BI16 (P41) An emerging role of interferon-targeted therapy for the treatment of cutaneous systemic lupus erythematosus: a prospective real-world evaluation of anifrolumab for refractory cutaneous lupus

Abstract

Abstract Cutaneous lupus erythematosus (CLE), particularly discoid lupus erythematosus (DLE), is frequently unresponsive to standard therapies, including antimalarial and immunosuppressive therapies. Recent evidence has identified the importance of type-1 interferon (IFN-1) in the pathogenesis of disease. Anifrolumab is a monoclonal antibody that targets IFN-1 and has been licensed for the treatment of systemic lupus erythematosus (SLE). It is unclear which clinical subtypes of CLE are associated with an IFN-1 signature and may be responsive to anifrolumab therapy. We sought to evaluate the efficacy of anifrolumab on (i) DLE and (ii) rituximab-refractory CLE; and (iii) to compare IFN-specific biomarkers and (iv) early and late immunophenotypic and clinical responses. Anifrolumab was available through an early access to medicines scheme. Patients with SLE for whom the phenotype was predominantly cutaneous were treated with anifrolumab 300 mg intravenously every 4 weeks. The Cutaneous Lupus Erythematosus Disease Area and Severity Index (CLASI) and Dermatology Life Quality Index (DLQI) were reported.
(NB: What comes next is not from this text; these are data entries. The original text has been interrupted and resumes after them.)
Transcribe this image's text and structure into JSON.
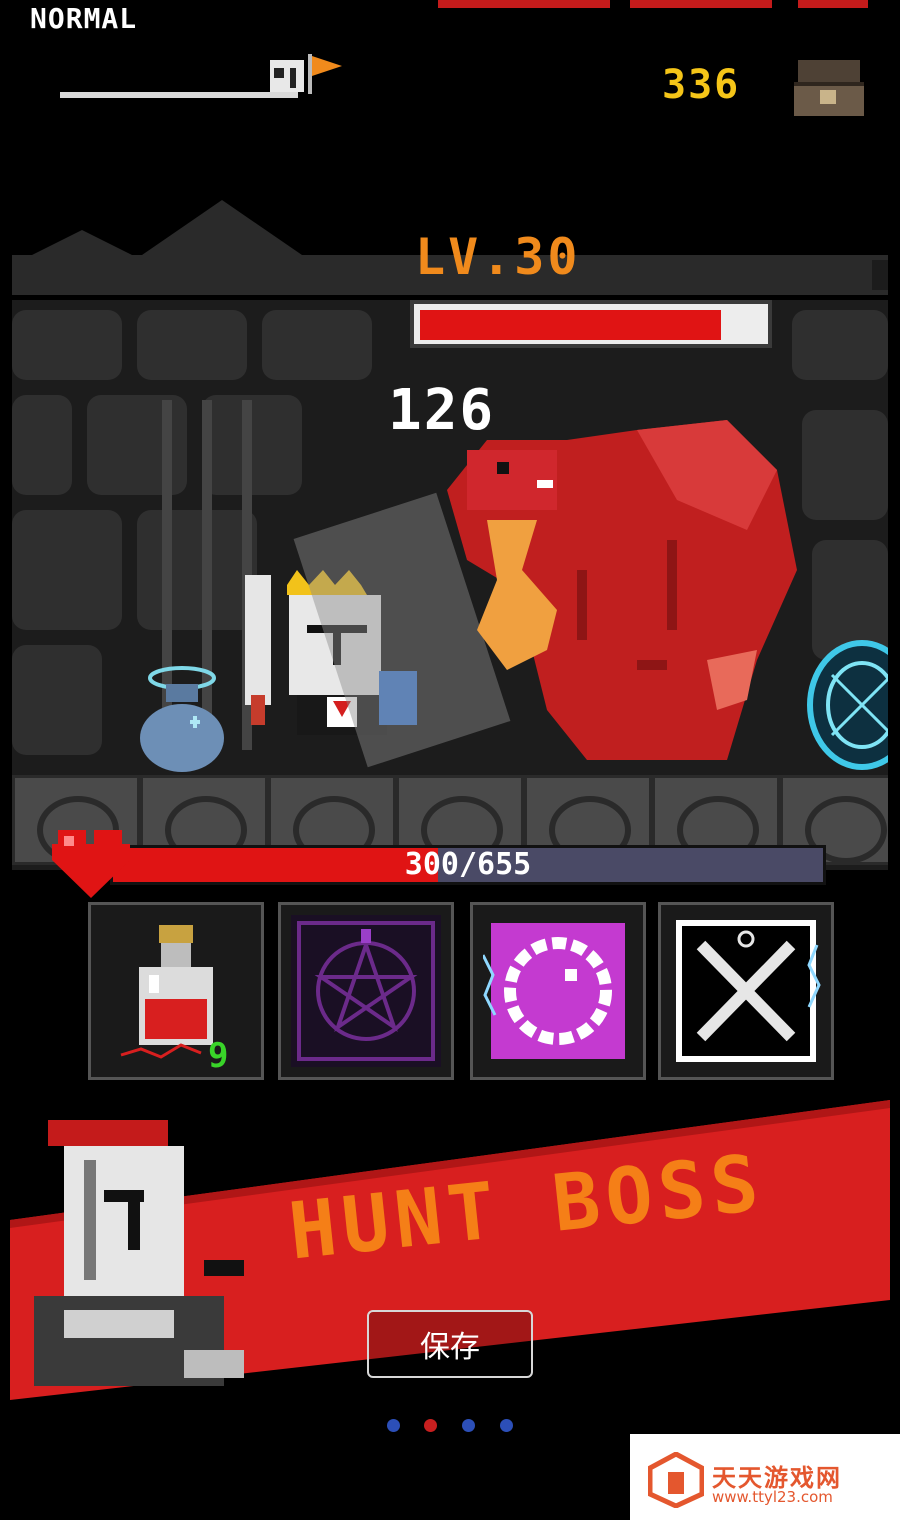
{
  "hud": {
    "difficulty": "NORMAL",
    "stage_progress": 0.95,
    "gold": "336",
    "icons": [
      "skull-flag-icon",
      "treasure-chest-icon"
    ]
  },
  "boss": {
    "level": "LV.30",
    "hp_fraction": 0.88,
    "damage": "126"
  },
  "player": {
    "hp_text": "300/655",
    "hp_fraction": 0.458,
    "icons": [
      "heart-icon"
    ]
  },
  "skills": [
    {
      "name": "potion",
      "icon": "health-potion-icon",
      "count": "9"
    },
    {
      "name": "dark-seal",
      "icon": "pentagram-rune-icon"
    },
    {
      "name": "shield-orb",
      "icon": "magic-orb-icon"
    },
    {
      "name": "crossed-swords",
      "icon": "crossed-swords-icon"
    }
  ],
  "banner": {
    "headline": "HUNT BOSS",
    "save_label": "保存",
    "page_count": 4,
    "active_page": 1
  },
  "watermark": {
    "name": "天天游戏网",
    "url": "www.ttyl23.com"
  },
  "colors": {
    "gold": "#f5c518",
    "level": "#f08a1c",
    "hp_red": "#e01414",
    "potion_count": "#39d429",
    "banner_red": "#d81f1f",
    "headline": "#f57f17",
    "dot_inactive": "#2c4fb8",
    "dot_active": "#c81f1f"
  }
}
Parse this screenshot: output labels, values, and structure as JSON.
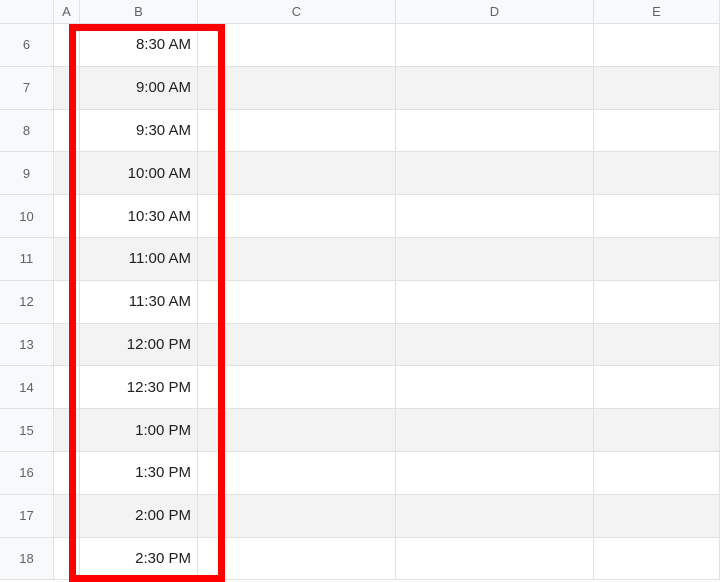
{
  "columns": [
    {
      "label": "A",
      "class": "col-A"
    },
    {
      "label": "B",
      "class": "col-B"
    },
    {
      "label": "C",
      "class": "col-C"
    },
    {
      "label": "D",
      "class": "col-D"
    },
    {
      "label": "E",
      "class": "col-E"
    }
  ],
  "rows": [
    {
      "num": 6,
      "b": "8:30 AM",
      "striped": false
    },
    {
      "num": 7,
      "b": "9:00 AM",
      "striped": true
    },
    {
      "num": 8,
      "b": "9:30 AM",
      "striped": false
    },
    {
      "num": 9,
      "b": "10:00 AM",
      "striped": true
    },
    {
      "num": 10,
      "b": "10:30 AM",
      "striped": false
    },
    {
      "num": 11,
      "b": "11:00 AM",
      "striped": true
    },
    {
      "num": 12,
      "b": "11:30 AM",
      "striped": false
    },
    {
      "num": 13,
      "b": "12:00 PM",
      "striped": true
    },
    {
      "num": 14,
      "b": "12:30 PM",
      "striped": false
    },
    {
      "num": 15,
      "b": "1:00 PM",
      "striped": true
    },
    {
      "num": 16,
      "b": "1:30 PM",
      "striped": false
    },
    {
      "num": 17,
      "b": "2:00 PM",
      "striped": true
    },
    {
      "num": 18,
      "b": "2:30 PM",
      "striped": false
    }
  ]
}
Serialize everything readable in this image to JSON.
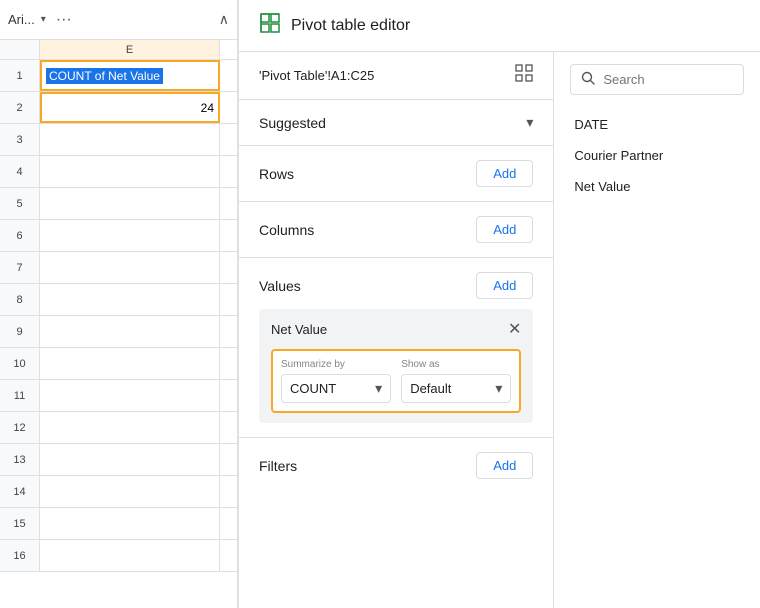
{
  "toolbar": {
    "font_name": "Ari...",
    "more_label": "···",
    "collapse_label": "∧"
  },
  "spreadsheet": {
    "col_header": "E",
    "rows": [
      {
        "row_num": "1",
        "cell_value": "COUNT of Net Value",
        "selected": true,
        "is_header": true
      },
      {
        "row_num": "2",
        "cell_value": "24",
        "selected": true,
        "align_right": true
      },
      {
        "row_num": "3",
        "cell_value": ""
      },
      {
        "row_num": "4",
        "cell_value": ""
      },
      {
        "row_num": "5",
        "cell_value": ""
      },
      {
        "row_num": "6",
        "cell_value": ""
      },
      {
        "row_num": "7",
        "cell_value": ""
      },
      {
        "row_num": "8",
        "cell_value": ""
      },
      {
        "row_num": "9",
        "cell_value": ""
      },
      {
        "row_num": "10",
        "cell_value": ""
      },
      {
        "row_num": "11",
        "cell_value": ""
      },
      {
        "row_num": "12",
        "cell_value": ""
      },
      {
        "row_num": "13",
        "cell_value": ""
      },
      {
        "row_num": "14",
        "cell_value": ""
      },
      {
        "row_num": "15",
        "cell_value": ""
      },
      {
        "row_num": "16",
        "cell_value": ""
      }
    ]
  },
  "pivot_editor": {
    "title": "Pivot table editor",
    "data_range": "'Pivot Table'!A1:C25",
    "suggested_label": "Suggested",
    "rows_label": "Rows",
    "columns_label": "Columns",
    "values_label": "Values",
    "filters_label": "Filters",
    "add_label": "Add",
    "net_value_card": {
      "title": "Net Value",
      "summarize_label": "Summarize by",
      "summarize_value": "COUNT",
      "show_as_label": "Show as",
      "show_as_value": "Default"
    }
  },
  "search_panel": {
    "placeholder": "Search",
    "fields": [
      {
        "name": "DATE"
      },
      {
        "name": "Courier Partner"
      },
      {
        "name": "Net Value"
      }
    ]
  },
  "icons": {
    "pivot_table": "▦",
    "grid": "▦",
    "search": "🔍",
    "close": "✕",
    "chevron_down": "▾",
    "chevron_up": "▴"
  }
}
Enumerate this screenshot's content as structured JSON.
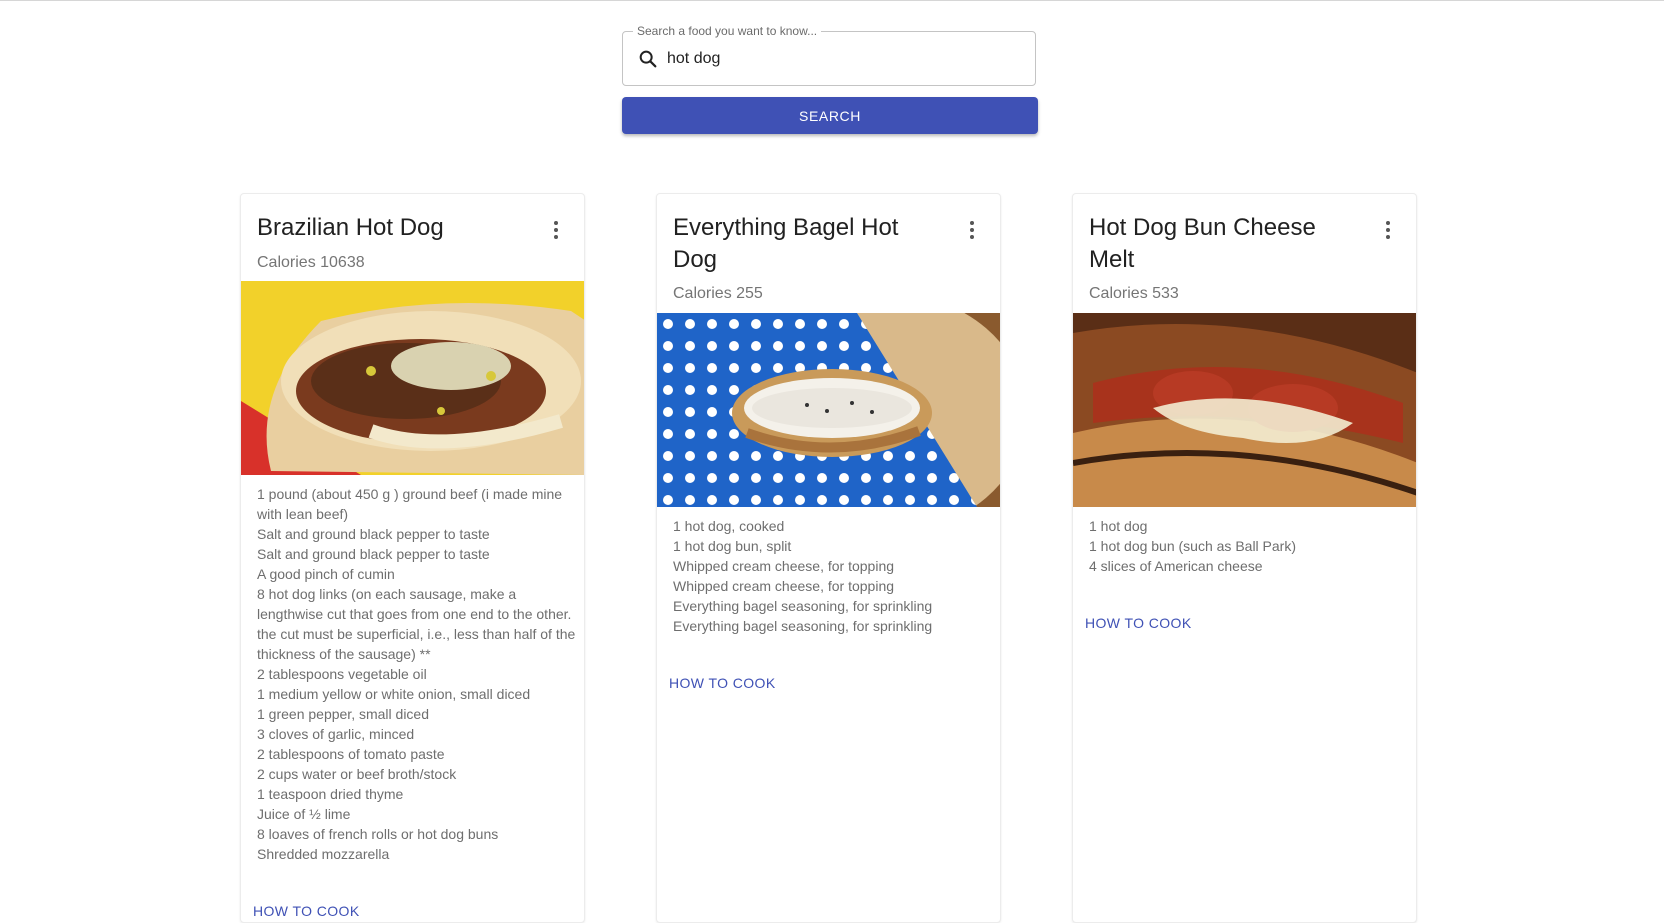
{
  "search": {
    "label": "Search a food you want to know...",
    "value": "hot dog",
    "button_label": "SEARCH"
  },
  "colors": {
    "accent": "#3f51b5"
  },
  "cards": [
    {
      "title": "Brazilian Hot Dog",
      "calories": "Calories 10638",
      "ingredients": [
        "1 pound (about 450 g ) ground beef (i made mine with lean beef)",
        "Salt and ground black pepper to taste",
        "Salt and ground black pepper to taste",
        "A good pinch of cumin",
        "8 hot dog links (on each sausage, make a lengthwise cut that goes from one end to the other. the cut must be superficial, i.e., less than half of the thickness of the sausage) **",
        "2 tablespoons vegetable oil",
        "1 medium yellow or white onion, small diced",
        "1 green pepper, small diced",
        "3 cloves of garlic, minced",
        "2 tablespoons of tomato paste",
        "2 cups water or beef broth/stock",
        "1 teaspoon dried thyme",
        "Juice of ½ lime",
        "8 loaves of french rolls or hot dog buns",
        "Shredded mozzarella"
      ],
      "link": "HOW TO COOK"
    },
    {
      "title": "Everything Bagel Hot Dog",
      "calories": "Calories 255",
      "ingredients": [
        "1 hot dog, cooked",
        "1 hot dog bun, split",
        "Whipped cream cheese, for topping",
        "Whipped cream cheese, for topping",
        "Everything bagel seasoning, for sprinkling",
        "Everything bagel seasoning, for sprinkling"
      ],
      "link": "HOW TO COOK"
    },
    {
      "title": "Hot Dog Bun Cheese Melt",
      "calories": "Calories 533",
      "ingredients": [
        "1 hot dog",
        "1 hot dog bun (such as Ball Park)",
        "4 slices of American cheese"
      ],
      "link": "HOW TO COOK"
    }
  ]
}
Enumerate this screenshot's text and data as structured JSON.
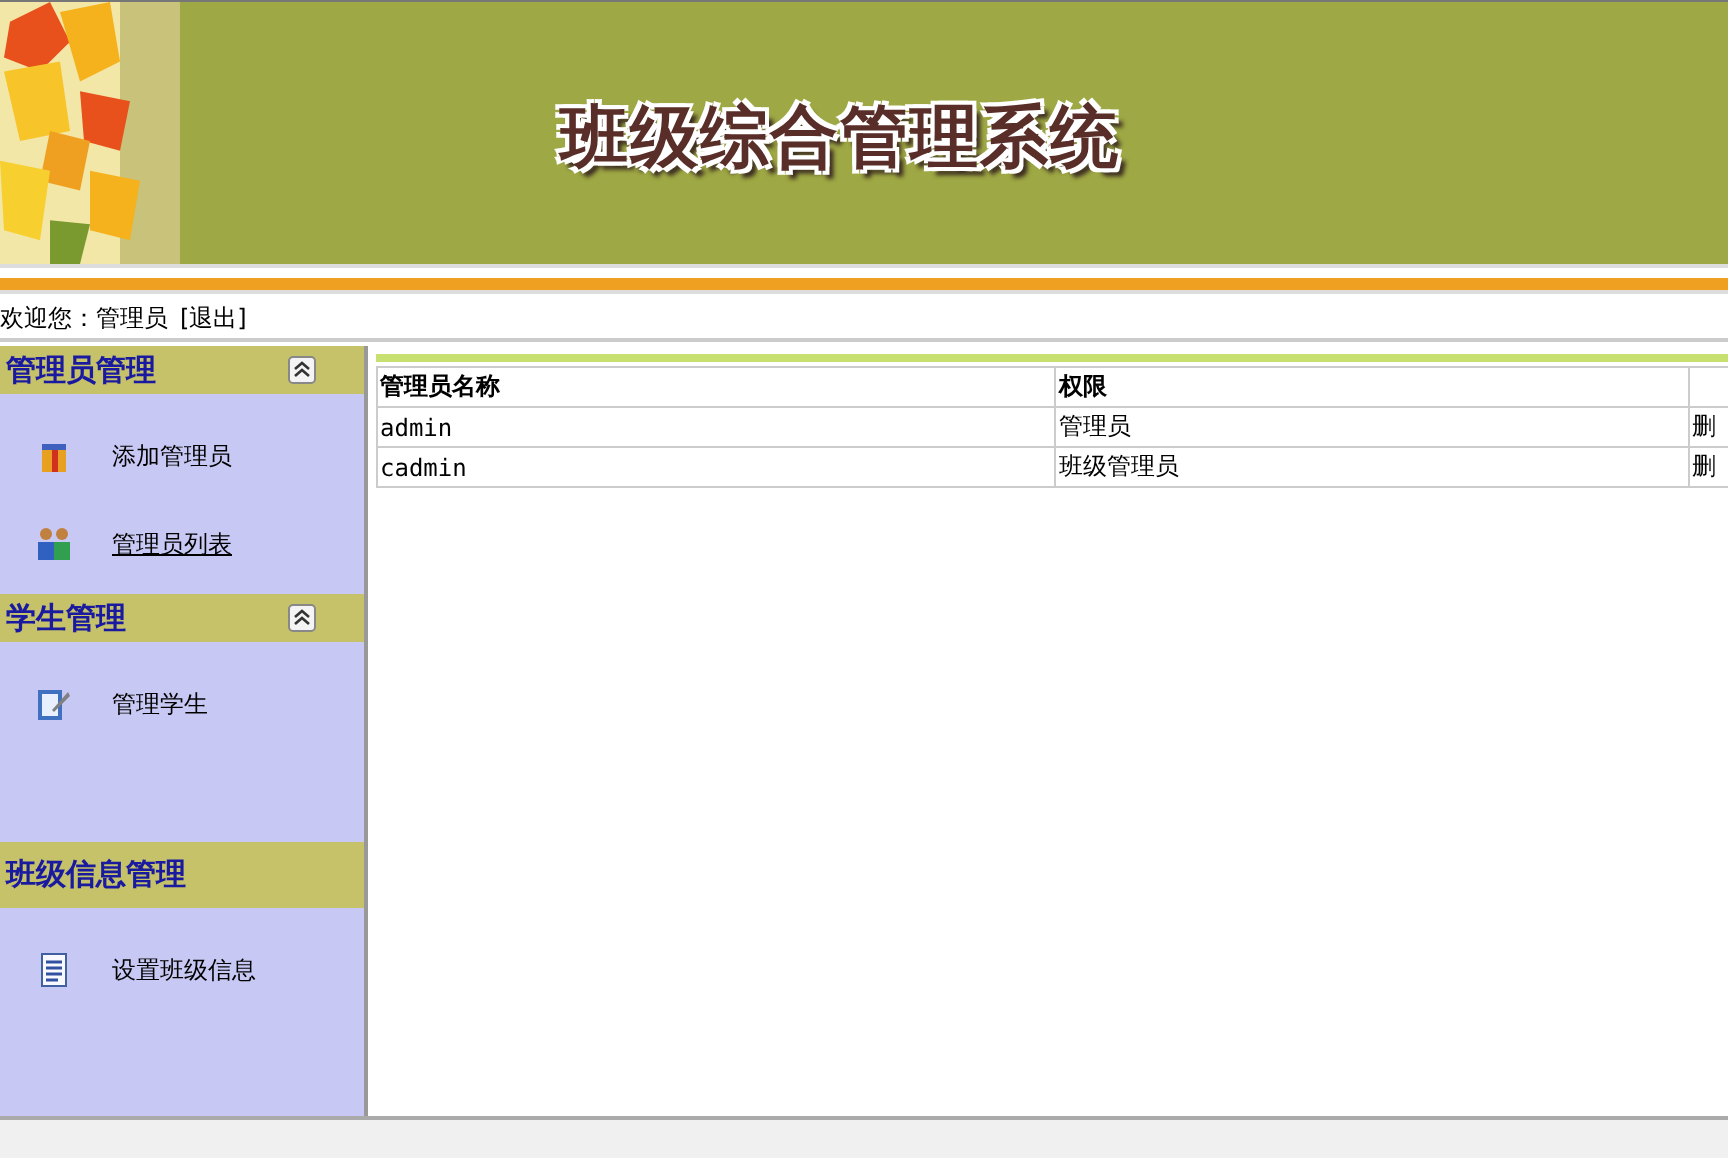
{
  "header": {
    "title": "班级综合管理系统"
  },
  "welcome": {
    "text": "欢迎您：管理员",
    "logout": "[退出]"
  },
  "sidebar": {
    "sections": [
      {
        "title": "管理员管理",
        "collapsible": true,
        "items": [
          {
            "label": "添加管理员",
            "kind": "gift",
            "selected": false
          },
          {
            "label": "管理员列表",
            "kind": "people",
            "selected": true
          }
        ]
      },
      {
        "title": "学生管理",
        "collapsible": true,
        "items": [
          {
            "label": "管理学生",
            "kind": "edit",
            "selected": false
          }
        ]
      },
      {
        "title": "班级信息管理",
        "collapsible": false,
        "items": [
          {
            "label": "设置班级信息",
            "kind": "document",
            "selected": false
          }
        ]
      }
    ]
  },
  "table": {
    "columns": [
      "管理员名称",
      "权限"
    ],
    "rows": [
      {
        "name": "admin",
        "role": "管理员",
        "action": "删"
      },
      {
        "name": "cadmin",
        "role": "班级管理员",
        "action": "删"
      }
    ]
  }
}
Seven patients were enrolled (five with DLE, one with chilblain and one with subacute CLE). All patients were female (median age 46 years; median disease duration 17 years). The median number of failed therapies was six: rituximab in six, belimumab in two and thalidomide in four patients. Four patients required long-term oral prednisolone > 10 mg daily. Median baseline CLASI activity score was 17 and DLQI was 16/30. Median CLASI score reduced after 4 weeks to 6 (range 0–13; P = 0.016) with a median decrease from baseline of 60% (range 19–100%), which was maintained at 6 months. Clinical responses were associated with significant improvements in DLQI (P < 0.001) and EQ-5D visual analogue scale (P = 0.002) by 3 months. All patients had a marked suppression of IFN-stimulated genes at 4 weeks (mean difference 2.92; P < 0.01). Treatment was generally well tolerated with the exception of one patient who had shingles complicated by sensorineural hearing loss while on anifrolumab and prednisolone > 15 mg daily. This required prolonged aciclovir for effective management. This case series highlights the potential role for anifrolumab in managing treatment-resistant CLE with particular responses observed in DLE and chilblain lupus. The need for enhanced awareness of viral infections, particularly varicella-zoster virus, needs to be considered in higher-risk patients.